After Pugin did not visit the town, the architect George Goldie was invited instead. He designed a Gothic Revival style church for the town. Fr Walker initially wanted a church in the Norman Revival style, but was persuaded by Goldie to accept a church in the Gothic Revival style. On 3 October 1856, the foundation stone of the church was laid. In 1858, the church was opened. However, the interior of the church still needed some work, so in 1874 the church was closed to complete the interior before being reopened on 22 July 1874. The organ was made by Foster & Andrews of Hull and rebuilt by Nicholson & Co Ltd. In 1858, 1874 and 1898 stained glass windows were installed in the church and were made by Hardman & Co.

===Developments===
As the population of the Scarborough continued to rise in the 20th century, various chapels of ease were built from St Peter's Church to serve the increasing local Catholic congregation. St Edward the Confessor Church was the first Catholic church to be built after St Peter's Church. It is to the south of the town. Plans were underway in 1891 to build the church after Elizabeth Reynard of Sunderlandwick died and gave the land and money for the church. However, nothing done for another 20 years until a Mr Anderson of York gave £1,000 for the church and building work started. On 13 August 1912, the foundation was laid. The church is in the Byzantine Revival style, was designed by a Fr Eugene Roulin of Filey as well as the architectural firm John Petch & Son, and opened in 1914.
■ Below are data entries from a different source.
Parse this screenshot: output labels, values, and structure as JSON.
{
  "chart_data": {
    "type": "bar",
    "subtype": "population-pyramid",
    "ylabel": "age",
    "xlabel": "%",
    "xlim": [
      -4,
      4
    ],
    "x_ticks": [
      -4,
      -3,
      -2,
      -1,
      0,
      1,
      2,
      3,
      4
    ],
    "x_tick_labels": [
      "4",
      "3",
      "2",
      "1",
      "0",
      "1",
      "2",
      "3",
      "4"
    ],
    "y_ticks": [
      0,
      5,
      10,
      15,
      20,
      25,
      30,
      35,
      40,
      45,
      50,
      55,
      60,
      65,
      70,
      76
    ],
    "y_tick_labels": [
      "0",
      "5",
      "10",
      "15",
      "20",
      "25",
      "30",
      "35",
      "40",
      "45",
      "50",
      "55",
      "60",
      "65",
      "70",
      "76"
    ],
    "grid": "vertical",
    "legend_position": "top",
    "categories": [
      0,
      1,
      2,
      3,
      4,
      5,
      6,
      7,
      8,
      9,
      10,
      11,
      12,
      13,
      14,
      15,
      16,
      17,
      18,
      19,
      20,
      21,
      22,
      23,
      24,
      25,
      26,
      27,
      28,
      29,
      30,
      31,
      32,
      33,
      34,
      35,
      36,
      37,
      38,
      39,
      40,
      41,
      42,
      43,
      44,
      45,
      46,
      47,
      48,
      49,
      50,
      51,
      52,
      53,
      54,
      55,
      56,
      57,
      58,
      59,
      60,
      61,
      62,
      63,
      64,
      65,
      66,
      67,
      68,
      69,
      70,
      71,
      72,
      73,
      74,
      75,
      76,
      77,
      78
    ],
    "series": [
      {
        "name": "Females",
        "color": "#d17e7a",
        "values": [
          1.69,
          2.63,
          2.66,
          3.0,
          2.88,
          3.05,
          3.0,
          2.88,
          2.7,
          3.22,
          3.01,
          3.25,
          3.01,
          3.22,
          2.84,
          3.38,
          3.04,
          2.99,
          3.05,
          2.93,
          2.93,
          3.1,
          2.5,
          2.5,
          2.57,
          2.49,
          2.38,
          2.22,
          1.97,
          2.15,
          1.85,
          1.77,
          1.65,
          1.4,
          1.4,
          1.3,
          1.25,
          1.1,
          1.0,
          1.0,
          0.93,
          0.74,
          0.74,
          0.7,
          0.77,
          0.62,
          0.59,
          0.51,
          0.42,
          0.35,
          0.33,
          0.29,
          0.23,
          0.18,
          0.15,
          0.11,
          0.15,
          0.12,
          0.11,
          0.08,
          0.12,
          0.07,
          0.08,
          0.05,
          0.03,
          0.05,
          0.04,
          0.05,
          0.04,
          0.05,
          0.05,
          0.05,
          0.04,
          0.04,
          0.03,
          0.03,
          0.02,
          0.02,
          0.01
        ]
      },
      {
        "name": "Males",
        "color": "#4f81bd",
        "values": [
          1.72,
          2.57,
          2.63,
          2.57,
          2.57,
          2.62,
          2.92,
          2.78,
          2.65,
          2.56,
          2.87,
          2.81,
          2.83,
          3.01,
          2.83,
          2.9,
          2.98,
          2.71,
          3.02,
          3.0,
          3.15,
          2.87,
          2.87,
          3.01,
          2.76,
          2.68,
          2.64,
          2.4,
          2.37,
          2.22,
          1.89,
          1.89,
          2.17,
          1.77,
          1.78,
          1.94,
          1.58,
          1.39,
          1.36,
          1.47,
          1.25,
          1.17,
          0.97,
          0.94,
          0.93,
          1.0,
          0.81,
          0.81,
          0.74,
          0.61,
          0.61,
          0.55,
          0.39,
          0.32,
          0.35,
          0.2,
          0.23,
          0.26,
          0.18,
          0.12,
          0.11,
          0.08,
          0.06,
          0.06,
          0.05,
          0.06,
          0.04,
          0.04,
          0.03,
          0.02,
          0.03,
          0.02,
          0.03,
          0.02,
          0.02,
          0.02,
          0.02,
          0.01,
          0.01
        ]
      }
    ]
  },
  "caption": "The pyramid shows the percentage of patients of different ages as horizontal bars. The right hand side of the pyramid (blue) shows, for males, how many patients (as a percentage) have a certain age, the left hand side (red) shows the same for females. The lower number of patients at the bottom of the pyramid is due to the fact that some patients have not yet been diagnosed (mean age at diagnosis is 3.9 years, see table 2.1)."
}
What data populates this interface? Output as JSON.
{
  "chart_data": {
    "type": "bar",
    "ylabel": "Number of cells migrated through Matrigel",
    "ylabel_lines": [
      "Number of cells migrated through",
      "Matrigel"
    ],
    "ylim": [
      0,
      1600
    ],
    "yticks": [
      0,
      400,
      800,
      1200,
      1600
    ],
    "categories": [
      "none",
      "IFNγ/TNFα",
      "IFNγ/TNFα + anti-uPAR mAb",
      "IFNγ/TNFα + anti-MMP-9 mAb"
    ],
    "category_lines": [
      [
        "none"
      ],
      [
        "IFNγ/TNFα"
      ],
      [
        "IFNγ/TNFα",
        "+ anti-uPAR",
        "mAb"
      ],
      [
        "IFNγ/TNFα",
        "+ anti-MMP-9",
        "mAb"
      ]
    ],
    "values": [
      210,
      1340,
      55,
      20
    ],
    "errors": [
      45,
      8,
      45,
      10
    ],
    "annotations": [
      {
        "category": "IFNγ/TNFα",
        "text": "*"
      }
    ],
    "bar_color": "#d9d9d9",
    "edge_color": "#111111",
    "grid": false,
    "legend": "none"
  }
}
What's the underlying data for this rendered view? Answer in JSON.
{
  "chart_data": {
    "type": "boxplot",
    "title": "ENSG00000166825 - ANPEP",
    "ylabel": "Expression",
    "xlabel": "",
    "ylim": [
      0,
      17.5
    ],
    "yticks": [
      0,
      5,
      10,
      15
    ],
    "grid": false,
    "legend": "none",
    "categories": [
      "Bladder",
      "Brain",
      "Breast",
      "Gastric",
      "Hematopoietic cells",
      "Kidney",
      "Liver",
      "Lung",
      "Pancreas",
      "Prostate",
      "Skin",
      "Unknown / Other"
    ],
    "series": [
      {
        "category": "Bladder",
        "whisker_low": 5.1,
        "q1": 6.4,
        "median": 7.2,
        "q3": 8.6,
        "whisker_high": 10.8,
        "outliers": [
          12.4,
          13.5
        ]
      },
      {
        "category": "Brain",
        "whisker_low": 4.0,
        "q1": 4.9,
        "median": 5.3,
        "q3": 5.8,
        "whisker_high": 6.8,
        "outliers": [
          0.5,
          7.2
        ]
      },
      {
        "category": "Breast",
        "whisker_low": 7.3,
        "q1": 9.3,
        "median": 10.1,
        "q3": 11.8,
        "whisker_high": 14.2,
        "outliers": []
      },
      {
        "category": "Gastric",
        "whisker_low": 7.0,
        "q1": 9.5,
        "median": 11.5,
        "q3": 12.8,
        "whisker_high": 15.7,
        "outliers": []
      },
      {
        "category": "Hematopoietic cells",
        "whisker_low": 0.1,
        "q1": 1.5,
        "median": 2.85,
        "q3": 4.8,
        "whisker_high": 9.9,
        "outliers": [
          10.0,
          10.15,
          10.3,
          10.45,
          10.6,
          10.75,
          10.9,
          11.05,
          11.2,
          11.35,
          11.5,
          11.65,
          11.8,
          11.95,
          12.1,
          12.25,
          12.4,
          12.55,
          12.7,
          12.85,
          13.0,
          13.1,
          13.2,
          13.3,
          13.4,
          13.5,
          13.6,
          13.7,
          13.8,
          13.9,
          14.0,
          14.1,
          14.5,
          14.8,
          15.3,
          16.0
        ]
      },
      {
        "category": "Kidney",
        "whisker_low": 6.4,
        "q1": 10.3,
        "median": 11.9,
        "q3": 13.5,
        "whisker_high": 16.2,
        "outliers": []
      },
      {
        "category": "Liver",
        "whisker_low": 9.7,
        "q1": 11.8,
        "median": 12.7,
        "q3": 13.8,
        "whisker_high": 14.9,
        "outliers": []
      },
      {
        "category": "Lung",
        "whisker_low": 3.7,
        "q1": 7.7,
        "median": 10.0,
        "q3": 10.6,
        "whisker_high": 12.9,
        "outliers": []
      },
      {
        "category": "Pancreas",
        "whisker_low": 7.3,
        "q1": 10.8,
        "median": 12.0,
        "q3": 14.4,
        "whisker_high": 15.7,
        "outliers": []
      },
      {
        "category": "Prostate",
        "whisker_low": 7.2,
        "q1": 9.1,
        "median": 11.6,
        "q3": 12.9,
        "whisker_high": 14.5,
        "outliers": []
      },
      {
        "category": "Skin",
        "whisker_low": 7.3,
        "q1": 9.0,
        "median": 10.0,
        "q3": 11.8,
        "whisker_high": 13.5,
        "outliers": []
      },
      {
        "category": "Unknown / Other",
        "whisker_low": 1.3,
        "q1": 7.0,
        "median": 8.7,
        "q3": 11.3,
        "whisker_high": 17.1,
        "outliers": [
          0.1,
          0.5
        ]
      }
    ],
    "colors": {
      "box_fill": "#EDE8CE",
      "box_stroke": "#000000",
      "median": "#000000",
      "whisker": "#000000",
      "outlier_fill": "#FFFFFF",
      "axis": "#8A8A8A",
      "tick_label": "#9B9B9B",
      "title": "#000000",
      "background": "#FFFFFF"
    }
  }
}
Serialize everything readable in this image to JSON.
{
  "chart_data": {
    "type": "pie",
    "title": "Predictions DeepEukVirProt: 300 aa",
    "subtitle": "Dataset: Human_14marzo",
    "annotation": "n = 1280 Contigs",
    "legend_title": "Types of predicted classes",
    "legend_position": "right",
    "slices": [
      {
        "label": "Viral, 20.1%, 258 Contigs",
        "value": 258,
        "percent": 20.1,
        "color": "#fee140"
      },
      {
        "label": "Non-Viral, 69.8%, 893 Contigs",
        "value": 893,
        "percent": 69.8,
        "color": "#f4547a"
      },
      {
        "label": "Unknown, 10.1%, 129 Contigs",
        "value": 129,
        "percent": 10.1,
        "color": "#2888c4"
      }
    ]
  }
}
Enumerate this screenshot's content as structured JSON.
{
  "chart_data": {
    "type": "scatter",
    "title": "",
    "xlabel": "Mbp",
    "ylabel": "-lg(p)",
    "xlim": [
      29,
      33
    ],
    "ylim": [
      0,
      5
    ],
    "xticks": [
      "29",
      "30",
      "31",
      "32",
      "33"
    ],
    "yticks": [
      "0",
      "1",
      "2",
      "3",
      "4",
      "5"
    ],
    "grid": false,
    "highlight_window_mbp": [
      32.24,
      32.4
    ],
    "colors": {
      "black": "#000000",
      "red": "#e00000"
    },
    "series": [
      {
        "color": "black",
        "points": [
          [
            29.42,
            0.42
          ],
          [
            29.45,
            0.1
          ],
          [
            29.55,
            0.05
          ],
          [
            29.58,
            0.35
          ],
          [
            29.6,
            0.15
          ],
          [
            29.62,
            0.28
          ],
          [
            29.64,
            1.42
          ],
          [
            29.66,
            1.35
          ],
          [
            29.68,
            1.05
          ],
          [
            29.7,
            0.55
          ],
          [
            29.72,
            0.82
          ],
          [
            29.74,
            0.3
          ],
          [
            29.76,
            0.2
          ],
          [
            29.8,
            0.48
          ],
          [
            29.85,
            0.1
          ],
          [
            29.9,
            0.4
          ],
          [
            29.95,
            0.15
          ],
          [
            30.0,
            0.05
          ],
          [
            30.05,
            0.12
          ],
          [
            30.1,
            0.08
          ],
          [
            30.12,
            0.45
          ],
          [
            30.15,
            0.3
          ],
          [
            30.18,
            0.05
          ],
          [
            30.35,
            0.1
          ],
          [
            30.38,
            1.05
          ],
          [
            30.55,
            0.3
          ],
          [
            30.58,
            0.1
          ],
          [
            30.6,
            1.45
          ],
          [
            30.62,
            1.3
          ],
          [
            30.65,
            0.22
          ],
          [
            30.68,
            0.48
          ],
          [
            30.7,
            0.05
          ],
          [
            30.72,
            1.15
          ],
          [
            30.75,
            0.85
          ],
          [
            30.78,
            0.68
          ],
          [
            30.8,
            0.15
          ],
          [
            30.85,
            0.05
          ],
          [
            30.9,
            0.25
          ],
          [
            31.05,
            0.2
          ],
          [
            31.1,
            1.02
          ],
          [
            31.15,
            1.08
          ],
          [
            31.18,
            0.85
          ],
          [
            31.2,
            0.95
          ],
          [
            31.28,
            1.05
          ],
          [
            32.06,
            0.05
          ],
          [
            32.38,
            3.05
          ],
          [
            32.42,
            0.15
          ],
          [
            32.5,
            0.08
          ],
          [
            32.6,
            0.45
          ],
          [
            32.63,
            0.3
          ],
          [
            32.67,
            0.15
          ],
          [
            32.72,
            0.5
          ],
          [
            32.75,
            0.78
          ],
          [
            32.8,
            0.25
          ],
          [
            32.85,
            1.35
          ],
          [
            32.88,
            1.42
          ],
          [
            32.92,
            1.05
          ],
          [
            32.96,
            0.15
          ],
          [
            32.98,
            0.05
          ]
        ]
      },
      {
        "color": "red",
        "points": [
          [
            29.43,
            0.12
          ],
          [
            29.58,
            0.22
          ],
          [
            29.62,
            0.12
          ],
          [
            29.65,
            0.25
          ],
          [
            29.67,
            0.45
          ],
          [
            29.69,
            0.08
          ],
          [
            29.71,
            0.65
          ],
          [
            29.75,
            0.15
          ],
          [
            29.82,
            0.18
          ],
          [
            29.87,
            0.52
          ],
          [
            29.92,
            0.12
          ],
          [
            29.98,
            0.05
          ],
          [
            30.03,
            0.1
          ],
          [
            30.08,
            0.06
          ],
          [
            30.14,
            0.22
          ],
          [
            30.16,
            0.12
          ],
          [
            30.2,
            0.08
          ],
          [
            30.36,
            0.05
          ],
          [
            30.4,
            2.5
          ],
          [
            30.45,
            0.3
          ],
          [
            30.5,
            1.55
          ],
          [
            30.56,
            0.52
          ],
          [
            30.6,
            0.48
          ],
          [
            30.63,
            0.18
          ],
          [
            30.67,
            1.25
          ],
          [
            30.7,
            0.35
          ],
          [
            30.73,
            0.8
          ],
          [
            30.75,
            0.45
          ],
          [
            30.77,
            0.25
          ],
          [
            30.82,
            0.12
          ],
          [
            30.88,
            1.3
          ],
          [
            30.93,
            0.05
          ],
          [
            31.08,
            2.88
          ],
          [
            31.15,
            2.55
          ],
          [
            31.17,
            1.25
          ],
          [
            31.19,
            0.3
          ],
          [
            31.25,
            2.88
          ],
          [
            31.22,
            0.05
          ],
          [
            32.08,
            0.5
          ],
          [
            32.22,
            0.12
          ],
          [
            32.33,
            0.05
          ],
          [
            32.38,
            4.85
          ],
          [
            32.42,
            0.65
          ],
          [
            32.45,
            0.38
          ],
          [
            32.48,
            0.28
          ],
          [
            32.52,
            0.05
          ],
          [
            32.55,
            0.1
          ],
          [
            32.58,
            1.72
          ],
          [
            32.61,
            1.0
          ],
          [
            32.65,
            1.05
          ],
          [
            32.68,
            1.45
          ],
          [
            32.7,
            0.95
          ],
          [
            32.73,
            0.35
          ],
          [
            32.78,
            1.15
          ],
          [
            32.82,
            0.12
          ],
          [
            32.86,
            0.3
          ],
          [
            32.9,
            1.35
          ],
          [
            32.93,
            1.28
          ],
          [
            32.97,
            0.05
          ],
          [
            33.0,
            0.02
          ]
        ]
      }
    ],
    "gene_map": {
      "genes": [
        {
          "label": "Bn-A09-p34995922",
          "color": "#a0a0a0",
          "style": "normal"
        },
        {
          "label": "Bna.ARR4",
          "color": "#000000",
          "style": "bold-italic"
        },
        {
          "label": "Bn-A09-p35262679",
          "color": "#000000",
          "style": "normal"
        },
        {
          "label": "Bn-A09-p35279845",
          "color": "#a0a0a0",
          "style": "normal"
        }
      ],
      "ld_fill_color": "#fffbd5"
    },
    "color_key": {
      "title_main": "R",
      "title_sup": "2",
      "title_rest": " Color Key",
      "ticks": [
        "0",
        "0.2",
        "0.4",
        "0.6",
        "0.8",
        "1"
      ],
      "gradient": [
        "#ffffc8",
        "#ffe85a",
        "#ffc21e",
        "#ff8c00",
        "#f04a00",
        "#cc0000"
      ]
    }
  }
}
In the 1950s, the population increased and St George's Church in Eastfield was also built as a chapel of ease of St Peter's Church. It was built in 1957, cost £15,000, and was enlarged in 1965. In addition, St Joseph's Church was built in Newby and Scalby. Plans for the church started in 1930, land was purchased for it and a temporary building was made in 1949. In 1960, the church was built and cost £35,000. The church was designed by Francis Johnson and is a Grade II listed building.

==Parish==
The Scarborough parish of St Peter also incorporates the St Edward the Confessor Church and St Joseph's Church in Newby and Scalby, while St George's Church in Eastfield is served from Our Lady and St Peter's Church in Bridlington. St Peter's Church has three Sunday Masses at 5:30 pm on Saturday, 9:30 am in Polish and at 11:30 am on Sunday. St Joseph's Church has one Sunday Mass at 9:30 am. St Edward the Confessor Church has a Mass in Malayalam every 3rd Sunday of the month at 2:00 pm.